Você mantém, com autodeterminação lúcida, a alcova pessoal energeticamente blindada? Já considerou, alguma vez, a possibilidade da alcova estar contaminada?

      ALCOVA CONTAMINADA
                                     (INTRAFISICOLOGIA)


                                          I. Conformática

         Definologia. A alcova contaminada é o local intrafísico-extrafísico, não tratado conscientemente com as próprias energias conscienciais (ECs), onde o casal íntimo, ou a dupla evolutiva (DE), dorme e descoincide, de modo inevitável, os veículos de manifestação toda noite, ao dormir, e tem, ali, as sessões afetivo-sexuais.
         Tematologia. Tema central nosográfico.
         Etimologia. O termo alcova deriva do idioma Árabe, al-qubba, “abóboda; cúpula; aposento; recâmara; quarto de dormir”. Surgiu no Século XVII. A palavra contaminada vem do idioma Latim, contaminatus, “manchado; maculado; impuro”. Apareceu no Século XVI.
         Sinonimologia: 1. Quarto de dormir energeticamente poluído. 2. Quarto de dormir doentio. 3. Alcova com revólver dentro. 4. Ninho de amor despreparado. 5. Brinquedoteca de adulto.
         Neologia. As 3 expressões compostas alcova contaminada, alcova contaminada profissional e alcova contaminada marginal são neologismos técnicos da Intrafisicologia.
         Antonimologia: 1. Alcova energeticamente blindada. 2. Quarto de dormir encapsulado. 3. Quarto de dormir sadio. 4. Ninho de amor preparado. 5. Recesso residencial da conscin. 6. Fisiopodium.
         Atributologia: predomínio dos sentidos somáticos, notadamente do autodiscernimento quanto à sexualidade.

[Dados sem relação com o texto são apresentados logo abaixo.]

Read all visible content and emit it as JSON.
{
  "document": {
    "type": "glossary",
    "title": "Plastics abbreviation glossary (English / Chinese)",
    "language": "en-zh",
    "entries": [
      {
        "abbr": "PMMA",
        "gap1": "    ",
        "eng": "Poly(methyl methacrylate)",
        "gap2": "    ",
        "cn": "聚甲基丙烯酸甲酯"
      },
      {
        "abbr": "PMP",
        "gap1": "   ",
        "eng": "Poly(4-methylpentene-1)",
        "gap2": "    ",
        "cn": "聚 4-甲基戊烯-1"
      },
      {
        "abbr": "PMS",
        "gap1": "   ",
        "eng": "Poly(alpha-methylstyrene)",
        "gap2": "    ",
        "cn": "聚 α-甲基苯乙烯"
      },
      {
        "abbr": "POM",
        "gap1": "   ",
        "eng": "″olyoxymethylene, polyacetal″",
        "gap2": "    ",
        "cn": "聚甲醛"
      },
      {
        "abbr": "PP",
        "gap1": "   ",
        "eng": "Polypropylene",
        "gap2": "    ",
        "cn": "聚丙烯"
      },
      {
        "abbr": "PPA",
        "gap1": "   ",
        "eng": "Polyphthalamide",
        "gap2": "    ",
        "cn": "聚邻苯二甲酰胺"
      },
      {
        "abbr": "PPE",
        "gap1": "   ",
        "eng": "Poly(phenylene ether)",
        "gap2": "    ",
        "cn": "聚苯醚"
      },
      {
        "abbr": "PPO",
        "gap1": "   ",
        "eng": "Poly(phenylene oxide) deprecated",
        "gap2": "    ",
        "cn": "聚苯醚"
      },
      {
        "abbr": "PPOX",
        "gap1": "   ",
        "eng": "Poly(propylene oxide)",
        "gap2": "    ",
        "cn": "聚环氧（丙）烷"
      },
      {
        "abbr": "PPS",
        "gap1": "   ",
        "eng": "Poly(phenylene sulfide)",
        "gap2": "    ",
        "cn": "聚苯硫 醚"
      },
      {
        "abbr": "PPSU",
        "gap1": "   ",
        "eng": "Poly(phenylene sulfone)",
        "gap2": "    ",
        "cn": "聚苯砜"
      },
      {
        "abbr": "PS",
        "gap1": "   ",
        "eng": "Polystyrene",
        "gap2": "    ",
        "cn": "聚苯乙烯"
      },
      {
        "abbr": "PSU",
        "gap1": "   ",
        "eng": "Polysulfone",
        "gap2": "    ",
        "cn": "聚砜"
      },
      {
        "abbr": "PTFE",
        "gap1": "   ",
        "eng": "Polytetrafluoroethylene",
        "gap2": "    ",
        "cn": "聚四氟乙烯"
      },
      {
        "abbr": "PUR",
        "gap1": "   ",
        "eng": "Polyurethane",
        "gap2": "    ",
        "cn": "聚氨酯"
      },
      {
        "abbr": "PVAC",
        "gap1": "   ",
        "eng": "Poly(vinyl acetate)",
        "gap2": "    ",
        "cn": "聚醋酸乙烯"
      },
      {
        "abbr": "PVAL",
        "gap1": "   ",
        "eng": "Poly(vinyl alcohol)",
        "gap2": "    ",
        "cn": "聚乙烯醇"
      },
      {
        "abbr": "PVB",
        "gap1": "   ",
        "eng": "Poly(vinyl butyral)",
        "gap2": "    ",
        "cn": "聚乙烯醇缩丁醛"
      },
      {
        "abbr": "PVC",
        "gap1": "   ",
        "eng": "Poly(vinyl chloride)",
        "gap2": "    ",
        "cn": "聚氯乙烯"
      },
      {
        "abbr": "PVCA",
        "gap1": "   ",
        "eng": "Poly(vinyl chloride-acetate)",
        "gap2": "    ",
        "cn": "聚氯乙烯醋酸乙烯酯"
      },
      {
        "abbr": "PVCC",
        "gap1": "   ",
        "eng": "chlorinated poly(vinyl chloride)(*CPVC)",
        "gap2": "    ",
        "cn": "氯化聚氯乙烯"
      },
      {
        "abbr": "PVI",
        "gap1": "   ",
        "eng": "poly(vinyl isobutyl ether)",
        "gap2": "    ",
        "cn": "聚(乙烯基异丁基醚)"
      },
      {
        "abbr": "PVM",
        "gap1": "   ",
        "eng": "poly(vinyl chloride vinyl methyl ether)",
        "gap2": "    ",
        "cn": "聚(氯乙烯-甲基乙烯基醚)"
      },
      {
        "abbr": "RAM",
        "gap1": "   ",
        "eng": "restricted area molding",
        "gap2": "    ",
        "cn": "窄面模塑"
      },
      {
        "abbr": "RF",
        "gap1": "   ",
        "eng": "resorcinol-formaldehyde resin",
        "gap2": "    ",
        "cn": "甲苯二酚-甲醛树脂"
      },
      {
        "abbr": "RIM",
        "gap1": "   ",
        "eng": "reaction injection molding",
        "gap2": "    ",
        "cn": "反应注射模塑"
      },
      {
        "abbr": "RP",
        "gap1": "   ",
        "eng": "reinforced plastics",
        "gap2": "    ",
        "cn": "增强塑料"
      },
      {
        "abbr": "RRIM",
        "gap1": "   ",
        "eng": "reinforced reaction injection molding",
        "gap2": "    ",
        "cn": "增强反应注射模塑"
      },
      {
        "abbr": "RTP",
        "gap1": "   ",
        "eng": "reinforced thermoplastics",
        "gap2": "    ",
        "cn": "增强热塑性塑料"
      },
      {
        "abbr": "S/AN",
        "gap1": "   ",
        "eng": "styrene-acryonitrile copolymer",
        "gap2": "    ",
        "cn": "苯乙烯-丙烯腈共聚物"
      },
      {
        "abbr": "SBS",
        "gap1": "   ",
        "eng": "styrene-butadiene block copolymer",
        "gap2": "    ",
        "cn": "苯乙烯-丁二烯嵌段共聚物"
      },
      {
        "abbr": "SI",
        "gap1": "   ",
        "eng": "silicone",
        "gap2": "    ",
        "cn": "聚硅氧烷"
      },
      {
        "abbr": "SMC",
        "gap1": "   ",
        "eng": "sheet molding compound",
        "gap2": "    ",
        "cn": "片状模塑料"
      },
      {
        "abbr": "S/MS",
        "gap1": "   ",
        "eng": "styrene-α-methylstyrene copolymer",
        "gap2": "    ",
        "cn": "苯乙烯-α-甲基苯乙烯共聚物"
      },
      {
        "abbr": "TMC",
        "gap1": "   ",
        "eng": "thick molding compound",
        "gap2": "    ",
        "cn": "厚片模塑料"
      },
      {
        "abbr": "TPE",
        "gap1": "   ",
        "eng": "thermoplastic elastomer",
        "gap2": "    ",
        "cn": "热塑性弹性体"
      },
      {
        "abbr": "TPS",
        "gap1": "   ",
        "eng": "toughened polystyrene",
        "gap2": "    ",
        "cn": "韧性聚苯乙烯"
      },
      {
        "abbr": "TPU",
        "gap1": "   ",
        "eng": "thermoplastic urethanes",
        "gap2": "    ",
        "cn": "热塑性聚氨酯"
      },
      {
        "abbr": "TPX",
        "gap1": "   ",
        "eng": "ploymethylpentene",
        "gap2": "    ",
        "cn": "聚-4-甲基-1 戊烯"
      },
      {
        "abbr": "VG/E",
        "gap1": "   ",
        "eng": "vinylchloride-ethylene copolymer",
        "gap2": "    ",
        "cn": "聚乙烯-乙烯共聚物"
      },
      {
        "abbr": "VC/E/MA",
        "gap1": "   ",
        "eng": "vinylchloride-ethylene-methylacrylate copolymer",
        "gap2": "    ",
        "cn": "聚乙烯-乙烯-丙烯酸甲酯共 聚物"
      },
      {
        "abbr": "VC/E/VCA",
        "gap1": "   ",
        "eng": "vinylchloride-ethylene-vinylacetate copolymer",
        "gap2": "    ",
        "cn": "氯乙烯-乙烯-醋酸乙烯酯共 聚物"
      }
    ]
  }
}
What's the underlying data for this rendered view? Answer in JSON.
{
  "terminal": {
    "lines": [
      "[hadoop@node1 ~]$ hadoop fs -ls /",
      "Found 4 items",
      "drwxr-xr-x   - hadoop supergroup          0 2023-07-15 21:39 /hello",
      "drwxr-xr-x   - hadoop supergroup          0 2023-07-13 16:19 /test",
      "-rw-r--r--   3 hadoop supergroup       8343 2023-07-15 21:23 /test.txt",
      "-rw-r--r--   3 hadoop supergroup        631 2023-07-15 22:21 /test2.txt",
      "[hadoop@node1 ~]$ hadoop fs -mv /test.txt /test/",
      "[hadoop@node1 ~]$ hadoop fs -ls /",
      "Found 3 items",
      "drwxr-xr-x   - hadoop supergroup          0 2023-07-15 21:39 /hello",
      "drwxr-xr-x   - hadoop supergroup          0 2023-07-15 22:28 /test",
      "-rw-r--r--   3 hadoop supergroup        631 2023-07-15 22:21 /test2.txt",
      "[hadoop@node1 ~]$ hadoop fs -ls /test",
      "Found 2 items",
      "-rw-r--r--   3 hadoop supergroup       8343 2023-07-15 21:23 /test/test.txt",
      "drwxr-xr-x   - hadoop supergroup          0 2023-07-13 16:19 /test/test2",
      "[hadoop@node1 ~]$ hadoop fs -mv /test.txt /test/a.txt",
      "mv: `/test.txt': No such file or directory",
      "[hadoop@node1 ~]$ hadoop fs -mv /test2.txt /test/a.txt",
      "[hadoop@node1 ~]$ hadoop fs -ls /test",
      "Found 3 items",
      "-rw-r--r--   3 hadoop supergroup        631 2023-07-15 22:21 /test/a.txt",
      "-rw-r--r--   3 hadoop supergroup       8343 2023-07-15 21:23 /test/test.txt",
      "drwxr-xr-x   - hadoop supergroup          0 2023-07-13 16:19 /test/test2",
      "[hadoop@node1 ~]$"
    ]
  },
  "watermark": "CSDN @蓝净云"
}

                                            II. Fatuística

         Pensenologia: o holopensene pessoal doméstico; os patopensenes; a patopensenidade.
         Fatologia: o quarto de dormir; o recheio decorativo; os móveis; os aparelhos eletroeletrônicos; as mesas de cabeceira; as leituras; os pesadelos; a antiprimener; o anticipriene; a recuperação energética da alcova; a autorreeducação energética.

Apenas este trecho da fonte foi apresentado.